Schleswig-Holstein zurück zum Gottesstaat?

Weiterhin Streit um "Gott" in der Landesverfassung

BERLIN/KIEL. (hpd) Im Schleswig-Holsteinischen Landtag gibt es einen neuen Vorstoß zur Aufnahme eines Gottesbezugs in die Landesverfassung. "Gott" soll darin wichtiger werden als die Menschenrechte.

Aktuell liegt der Gesetzentwurf für Unterschriften von Abgeordneten aus und soll dann im Landtag beraten werden. Danach soll folgende Formulierung an den Anfang der Präambel gestellt werden:

In Achtung der Verantwortung, die sich aus dem Glauben an Gott oder aus anderen universellen Quellen gemeinsamer Werte ergibt, hat der Landtag in Vertretung der schleswig-holsteinischen Bürgerinnen und Bürger... diese Verfassung beschlossen

Patrick Breyer (MdL, Piratenpartei) sagte dazu: "Religion ist Privatsache und hat in einer staatlichen Verfassung, die für alle gelten soll, nichts zu suchen. Wir Piraten fordern eine Volksabstimmung über jegliche Verfassungsänderung. Der Glaube an einen Gott (Monotheismus) kann im Zeitalter von islamistischen Terroranschlägen und Glaubenskriegen nicht ernsthaft als 'universelle Quelle gemeinsamer Werte' bezeichnet werden."
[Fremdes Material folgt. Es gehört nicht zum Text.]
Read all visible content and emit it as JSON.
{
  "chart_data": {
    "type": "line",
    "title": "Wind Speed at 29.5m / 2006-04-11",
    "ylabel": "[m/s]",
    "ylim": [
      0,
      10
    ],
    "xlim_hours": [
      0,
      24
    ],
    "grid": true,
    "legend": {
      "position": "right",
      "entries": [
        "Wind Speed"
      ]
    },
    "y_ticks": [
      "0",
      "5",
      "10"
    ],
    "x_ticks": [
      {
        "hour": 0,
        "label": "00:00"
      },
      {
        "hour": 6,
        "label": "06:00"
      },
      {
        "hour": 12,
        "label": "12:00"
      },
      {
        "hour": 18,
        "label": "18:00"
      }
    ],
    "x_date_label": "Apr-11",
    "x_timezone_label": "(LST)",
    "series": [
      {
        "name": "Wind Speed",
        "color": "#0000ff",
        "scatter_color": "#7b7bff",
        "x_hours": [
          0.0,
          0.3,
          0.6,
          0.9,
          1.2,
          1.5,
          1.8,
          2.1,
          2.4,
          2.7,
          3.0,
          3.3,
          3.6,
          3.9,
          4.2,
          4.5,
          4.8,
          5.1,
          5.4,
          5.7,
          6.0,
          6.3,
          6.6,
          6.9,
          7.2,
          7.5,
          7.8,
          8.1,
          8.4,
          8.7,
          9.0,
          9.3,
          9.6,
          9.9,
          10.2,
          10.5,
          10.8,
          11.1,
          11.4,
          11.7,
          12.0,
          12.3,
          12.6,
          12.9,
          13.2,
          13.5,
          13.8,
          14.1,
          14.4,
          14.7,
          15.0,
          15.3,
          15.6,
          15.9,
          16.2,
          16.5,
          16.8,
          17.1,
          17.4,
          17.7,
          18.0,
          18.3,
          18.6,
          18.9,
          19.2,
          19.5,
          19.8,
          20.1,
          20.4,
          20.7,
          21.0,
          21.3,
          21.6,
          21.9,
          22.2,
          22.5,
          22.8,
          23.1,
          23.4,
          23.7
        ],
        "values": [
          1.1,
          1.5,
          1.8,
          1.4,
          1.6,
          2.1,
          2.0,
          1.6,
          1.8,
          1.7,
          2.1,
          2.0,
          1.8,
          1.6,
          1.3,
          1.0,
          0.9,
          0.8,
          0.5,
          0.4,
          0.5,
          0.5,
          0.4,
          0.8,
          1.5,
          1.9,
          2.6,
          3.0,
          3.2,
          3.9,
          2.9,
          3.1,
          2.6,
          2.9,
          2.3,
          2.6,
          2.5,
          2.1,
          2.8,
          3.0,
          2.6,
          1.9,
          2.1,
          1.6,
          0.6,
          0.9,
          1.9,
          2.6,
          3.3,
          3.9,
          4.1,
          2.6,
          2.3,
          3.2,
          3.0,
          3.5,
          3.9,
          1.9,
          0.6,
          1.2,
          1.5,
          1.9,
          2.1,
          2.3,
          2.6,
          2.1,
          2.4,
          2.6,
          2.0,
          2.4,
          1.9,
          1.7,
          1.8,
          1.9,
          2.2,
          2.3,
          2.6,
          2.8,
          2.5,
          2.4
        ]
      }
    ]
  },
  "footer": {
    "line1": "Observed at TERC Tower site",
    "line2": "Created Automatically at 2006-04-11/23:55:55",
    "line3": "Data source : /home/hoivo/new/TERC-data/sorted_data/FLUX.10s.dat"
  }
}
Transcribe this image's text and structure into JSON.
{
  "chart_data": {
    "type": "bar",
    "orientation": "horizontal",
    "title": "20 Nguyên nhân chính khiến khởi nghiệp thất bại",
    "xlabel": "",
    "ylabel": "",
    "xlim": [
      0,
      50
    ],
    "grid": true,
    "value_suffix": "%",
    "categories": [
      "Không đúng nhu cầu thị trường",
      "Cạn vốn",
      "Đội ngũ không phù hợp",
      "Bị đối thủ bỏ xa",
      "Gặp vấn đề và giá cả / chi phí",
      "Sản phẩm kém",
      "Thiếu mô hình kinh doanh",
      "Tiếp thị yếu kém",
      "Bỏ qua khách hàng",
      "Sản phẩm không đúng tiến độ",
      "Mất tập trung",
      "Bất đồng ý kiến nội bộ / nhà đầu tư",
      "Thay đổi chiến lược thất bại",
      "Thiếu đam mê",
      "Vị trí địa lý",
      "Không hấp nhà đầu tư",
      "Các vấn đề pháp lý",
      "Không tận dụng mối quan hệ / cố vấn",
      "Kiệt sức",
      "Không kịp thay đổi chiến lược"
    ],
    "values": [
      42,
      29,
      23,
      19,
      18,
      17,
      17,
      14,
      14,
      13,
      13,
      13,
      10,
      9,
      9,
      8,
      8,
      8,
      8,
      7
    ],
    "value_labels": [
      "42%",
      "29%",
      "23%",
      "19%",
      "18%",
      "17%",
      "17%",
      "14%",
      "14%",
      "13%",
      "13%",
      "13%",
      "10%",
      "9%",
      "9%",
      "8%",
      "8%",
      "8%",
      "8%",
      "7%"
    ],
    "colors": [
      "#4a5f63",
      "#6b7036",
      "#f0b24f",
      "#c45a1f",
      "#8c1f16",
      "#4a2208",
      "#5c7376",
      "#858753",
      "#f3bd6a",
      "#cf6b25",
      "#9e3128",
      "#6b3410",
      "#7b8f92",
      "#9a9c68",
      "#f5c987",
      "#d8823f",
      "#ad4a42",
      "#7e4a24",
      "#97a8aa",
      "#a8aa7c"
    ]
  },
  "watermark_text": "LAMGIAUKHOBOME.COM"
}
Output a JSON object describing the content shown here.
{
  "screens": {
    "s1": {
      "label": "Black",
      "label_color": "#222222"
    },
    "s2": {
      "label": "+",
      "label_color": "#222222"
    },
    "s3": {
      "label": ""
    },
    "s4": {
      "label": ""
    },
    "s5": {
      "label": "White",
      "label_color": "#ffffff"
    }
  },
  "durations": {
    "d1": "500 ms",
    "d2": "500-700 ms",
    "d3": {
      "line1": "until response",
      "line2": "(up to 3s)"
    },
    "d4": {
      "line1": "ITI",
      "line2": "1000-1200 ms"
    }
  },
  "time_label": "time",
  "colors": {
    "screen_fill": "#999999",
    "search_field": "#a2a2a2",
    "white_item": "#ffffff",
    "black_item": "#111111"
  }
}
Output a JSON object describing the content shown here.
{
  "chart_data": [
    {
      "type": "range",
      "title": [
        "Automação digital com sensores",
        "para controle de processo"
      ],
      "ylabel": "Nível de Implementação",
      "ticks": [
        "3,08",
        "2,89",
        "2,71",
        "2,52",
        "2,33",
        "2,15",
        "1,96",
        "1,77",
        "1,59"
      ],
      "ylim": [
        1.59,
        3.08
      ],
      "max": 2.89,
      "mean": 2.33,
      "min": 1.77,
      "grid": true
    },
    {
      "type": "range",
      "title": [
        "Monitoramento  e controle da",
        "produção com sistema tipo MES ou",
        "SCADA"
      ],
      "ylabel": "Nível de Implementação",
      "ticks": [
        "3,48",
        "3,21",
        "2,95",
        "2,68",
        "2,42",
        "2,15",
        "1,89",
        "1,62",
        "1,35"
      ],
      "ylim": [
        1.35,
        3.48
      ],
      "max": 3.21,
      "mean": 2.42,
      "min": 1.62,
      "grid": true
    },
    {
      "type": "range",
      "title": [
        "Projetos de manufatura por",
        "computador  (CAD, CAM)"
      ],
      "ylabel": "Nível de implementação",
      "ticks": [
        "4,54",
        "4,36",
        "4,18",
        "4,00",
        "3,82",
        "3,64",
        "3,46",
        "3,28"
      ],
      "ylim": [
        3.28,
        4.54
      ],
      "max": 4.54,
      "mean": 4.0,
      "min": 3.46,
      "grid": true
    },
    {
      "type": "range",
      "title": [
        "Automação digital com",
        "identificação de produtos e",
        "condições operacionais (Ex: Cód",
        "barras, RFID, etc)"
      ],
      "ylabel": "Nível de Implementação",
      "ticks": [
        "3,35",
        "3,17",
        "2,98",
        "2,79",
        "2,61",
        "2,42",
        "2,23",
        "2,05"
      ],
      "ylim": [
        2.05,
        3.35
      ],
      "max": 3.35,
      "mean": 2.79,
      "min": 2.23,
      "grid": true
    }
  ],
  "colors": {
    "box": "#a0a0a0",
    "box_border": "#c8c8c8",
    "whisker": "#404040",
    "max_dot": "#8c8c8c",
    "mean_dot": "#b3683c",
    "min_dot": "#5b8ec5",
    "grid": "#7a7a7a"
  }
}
Er fordert die Abgeordneten auf, die Landesverfassung "nicht aus einem persönlichen Glauben heraus beschließen, sondern in Verantwortung für alle Menschen in Schleswig-Holstein." Denn es sei klar, dass eine eindeutige Trennung von Staat und Religion in einer weltoffenen und vielfältigen Gesellschaft immer wichtiger wird. Darin habe sich der Staat neutral zu verhalten, statt eine Glaubensrichtung (Monotheismus) in der Verfassung hervorzuheben.

Bisherige Gegner der Aufnahme eines Gottesbezugs unter den SPD-Landtagsabgeordneten scheinen nun aus wahlkampftaktischen Gründen umzufallen: Machtstrategen in der SPD wollen verhindern, dass die Volksinitiative zum Gottesbezug gleichzeitig mit der Landtagswahl 2017 zur Volksabstimmung kommt und die CDU mit dem Thema Wahlkampf macht (obwohl selbst die unwahrscheinliche Annahme eines Volksentscheids bloß eine unverbindliche Aufforderung an den Landtag bedeuten würde).

Nach einer NDR-Umfrage sind die meisten Schleswig-Holsteiner damit zufrieden, dass kein Gottesbezug in die Landesverfassung aufgenommen wurde (unzufrieden nur 31 Prozent).

Bisher beginnt die Präambel der Landesverfassung in Anlehnung an einen PIRATEN-Vorschlag mit den Worten:

Der Landtag hat in Vertretung der schleswig-holsteinischen Bürgerinnen und Bürger auf der Grundlage der unverletzlichen und unveräußerlichen Menschenrechte als Fundament jeder menschlichen Gemeinschaft, des Friedens und der Gerechtigkeit … diese Verfassung beschlossen.

Es hat den Anschein, als wäre eine Formulierung, die die Menschenrechte in den Vordergrund stellt, den Kirchen und den religiösen Landtagsabgeordneten nicht genehm zu sein.


Ergänzung am 20.04.2016, 15:30 Uhr:

Patrick Breyer (MdL, Piratenpartei) teilte per Mail mit: "Im Nachgang darf ich die Information geben, dass es gelungen ist zu verhindern, dass über die Verfassungsänderung schon nächste Woche abgestimmt wird. Nächste Woche wird nur die erste Lesung stattfinden, möglicherweise im Juni dann die Abstimmung. Wir werden uns für eine Anhörung einsetzen."